Malte, petit archipel méditerranéen et plus jeune membre de l’Union européenne, traverse actuellement une crise migratoire d’une ampleur inédite. Autrefois terre d’émigration, l’île est devenue en l’espace d’une décennie une destination privilégiée pour de nombreux migrants, bouleversant profondément sa démographie et sa société.
Une île submergée par les flux migratoires
Lors de son adhésion à l’UE en 2004, Malte comptait environ 12 000 étrangers sur son sol.
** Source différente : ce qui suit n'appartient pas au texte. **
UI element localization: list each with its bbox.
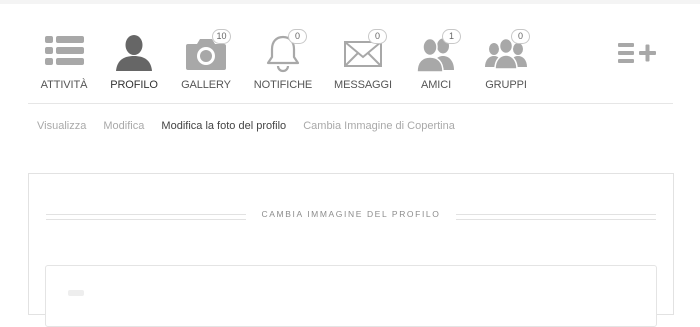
nav-item-messaggi[interactable]: 0 MESSAGGI (333, 29, 393, 96)
messaggi-count-badge: 0 (368, 29, 387, 44)
section-heading: CAMBIA IMMAGINE DEL PROFILO (46, 209, 656, 220)
upload-icon (68, 290, 84, 296)
nav-label-messaggi: MESSAGGI (334, 79, 392, 91)
profile-subnav: Visualizza Modifica Modifica la foto del… (37, 120, 469, 132)
subnav-modifica-foto-profilo[interactable]: Modifica la foto del profilo (161, 120, 286, 132)
nav-divider (28, 103, 673, 104)
profile-main-nav: ATTIVITÀ PROFILO 10 GALLERY 0 NOTIFICHE … (0, 0, 700, 104)
nav-item-amici[interactable]: 1 AMICI (406, 29, 466, 96)
nav-label-gallery: GALLERY (181, 79, 231, 91)
nav-label-profilo: PROFILO (110, 79, 158, 91)
gruppi-count-badge: 0 (511, 29, 530, 44)
nav-label-amici: AMICI (420, 79, 452, 91)
nav-label-gruppi: GRUPPI (485, 79, 527, 91)
heading-rule-right (456, 214, 656, 220)
nav-item-gruppi[interactable]: 0 GRUPPI (476, 29, 536, 96)
subnav-visualizza[interactable]: Visualizza (37, 120, 86, 132)
avatar-upload-box (45, 265, 657, 327)
profile-user-icon (110, 34, 158, 74)
nav-label-attivita: ATTIVITÀ (40, 79, 88, 91)
activity-list-icon (40, 34, 88, 74)
change-avatar-panel: CAMBIA IMMAGINE DEL PROFILO (28, 173, 674, 327)
nav-item-profilo[interactable]: PROFILO (104, 30, 164, 96)
gallery-count-badge: 10 (212, 29, 231, 44)
nav-item-gallery[interactable]: 10 GALLERY (176, 29, 236, 96)
subnav-cambia-copertina[interactable]: Cambia Immagine di Copertina (303, 120, 455, 132)
menu-add-button[interactable] (612, 30, 662, 96)
nav-label-notifiche: NOTIFICHE (253, 79, 313, 91)
amici-count-badge: 1 (442, 29, 461, 44)
subnav-modifica[interactable]: Modifica (103, 120, 144, 132)
notifiche-count-badge: 0 (288, 29, 307, 44)
nav-item-notifiche[interactable]: 0 NOTIFICHE (250, 29, 316, 96)
menu-add-icon (613, 42, 661, 82)
nav-item-attivita[interactable]: ATTIVITÀ (32, 30, 96, 96)
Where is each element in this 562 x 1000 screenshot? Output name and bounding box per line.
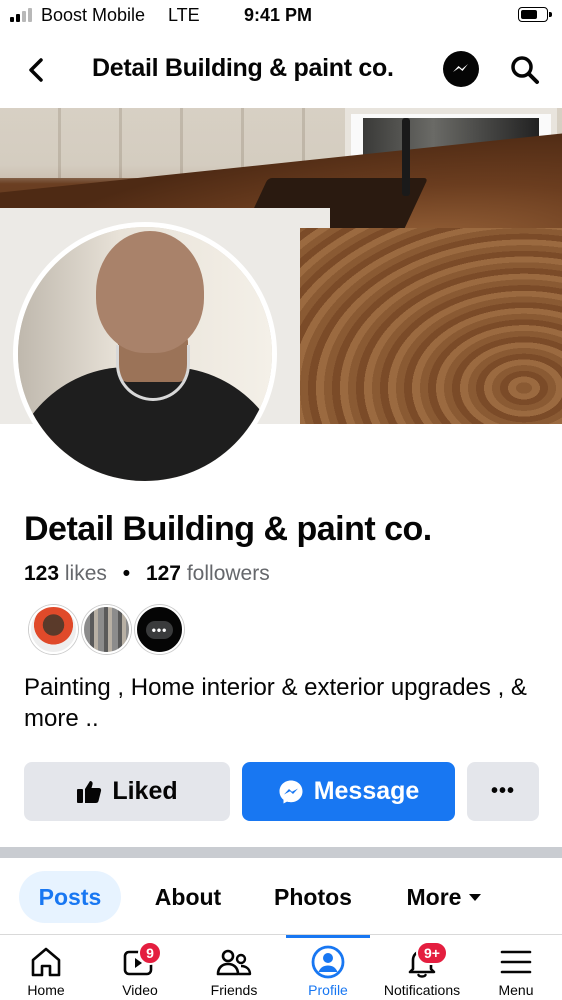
profile-tabs: Posts About Photos More (0, 858, 562, 934)
friend-avatar[interactable] (82, 605, 131, 654)
more-friends-avatar[interactable]: ••• (135, 605, 184, 654)
friends-who-like-row[interactable]: ••• (29, 605, 184, 655)
messenger-icon (453, 64, 468, 72)
page-name: Detail Building & paint co. (24, 510, 432, 548)
menu-icon (500, 950, 532, 974)
page-header: Detail Building & paint co. (0, 40, 562, 100)
nav-label: Menu (498, 982, 534, 998)
nav-profile[interactable]: Profile (278, 935, 378, 1000)
nav-home[interactable]: Home (0, 935, 96, 1000)
bottom-nav: Home 9 Video Friends Profile 9+ Notifica… (0, 934, 562, 1000)
nav-video[interactable]: 9 Video (90, 935, 190, 1000)
friends-icon (216, 949, 252, 976)
messenger-icon (279, 780, 303, 803)
more-options-icon: ••• (490, 780, 515, 802)
tab-label: About (154, 883, 222, 910)
more-dots-icon: ••• (145, 620, 174, 639)
tab-label: More (406, 883, 462, 910)
battery-icon (518, 7, 552, 22)
followers-count[interactable]: 127 (146, 562, 181, 585)
video-badge: 9 (138, 941, 162, 965)
message-label: Message (313, 777, 420, 805)
search-icon (511, 56, 539, 84)
search-button[interactable] (506, 51, 544, 89)
thumbs-up-icon (77, 780, 102, 803)
page-stats: 123 likes • 127 followers (24, 562, 270, 586)
status-bar: Boost Mobile LTE 9:41 PM (0, 0, 562, 32)
nav-label: Notifications (383, 982, 461, 998)
profile-avatar[interactable] (13, 222, 277, 486)
tab-label: Posts (38, 883, 102, 910)
followers-label: followers (186, 562, 270, 585)
messenger-button[interactable] (443, 51, 479, 87)
page-description: Painting , Home interior & exterior upgr… (24, 674, 527, 732)
tab-about[interactable]: About (140, 871, 236, 923)
nav-notifications[interactable]: 9+ Notifications (372, 935, 472, 1000)
message-button[interactable]: Message (242, 762, 455, 821)
tab-photos[interactable]: Photos (262, 871, 364, 923)
nav-friends[interactable]: Friends (184, 935, 284, 1000)
friend-avatar[interactable] (29, 605, 78, 654)
status-time: 9:41 PM (244, 5, 313, 25)
section-divider (0, 847, 562, 858)
back-button[interactable] (18, 52, 54, 88)
home-icon (31, 947, 61, 977)
signal-icon (10, 8, 32, 22)
liked-button[interactable]: Liked (24, 762, 230, 821)
carrier-name: Boost Mobile (41, 5, 146, 25)
nav-label: Profile (308, 982, 348, 998)
stats-separator: • (122, 562, 131, 585)
network-type: LTE (168, 5, 200, 25)
tab-more[interactable]: More (392, 871, 496, 923)
more-options-button[interactable]: ••• (467, 762, 539, 821)
nav-menu[interactable]: Menu (466, 935, 562, 1000)
likes-label: likes (64, 562, 107, 585)
chevron-left-icon (29, 58, 43, 82)
tab-label: Photos (274, 883, 352, 910)
notifications-badge: 9+ (416, 941, 448, 965)
header-title: Detail Building & paint co. (92, 54, 394, 82)
caret-down-icon (469, 893, 482, 901)
nav-label: Home (27, 982, 65, 998)
nav-label: Video (122, 982, 158, 998)
profile-icon (311, 945, 345, 979)
liked-label: Liked (112, 777, 178, 805)
likes-count[interactable]: 123 (24, 562, 59, 585)
tab-posts[interactable]: Posts (19, 871, 121, 923)
nav-label: Friends (210, 982, 258, 998)
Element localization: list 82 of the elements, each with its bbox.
Près de vingt ans plus tard, ils sont plus de 140 000, soit plus d’un quart de la population totale de l’île qui s’élève à 542 000 habitants. Une croissance fulgurante qui s’explique par l’arrivée massive de migrants issus de divers horizons :
- Des retraités et des jeunes Européens attirés par le cadre de vie méditerranéen et les opportunités professionnelles
- Des travailleurs hautement qualifiés recrutés par les entreprises maltaises, notamment dans les secteurs de la finance et des jeux en ligne
- Une main d’œuvre peu qualifiée provenant des pays en développement, employée dans le bâtiment, la restauration ou les services à la personne
- Des demandeurs d’asile fuyant les conflits et la misère, arrivés par la mer depuis les côtes nord-africaines
Face à cet afflux sans précédent, les infrastructures et les services publics maltais sont sous pression. Le marché immobilier s’est envolé, rendant l’accès au logement difficile pour une partie de la population. Les écoles et les hôpitaux peinent à absorber cette nouvelle patientèle. Dans certains quartiers, les tensions communautaires s’accroissent.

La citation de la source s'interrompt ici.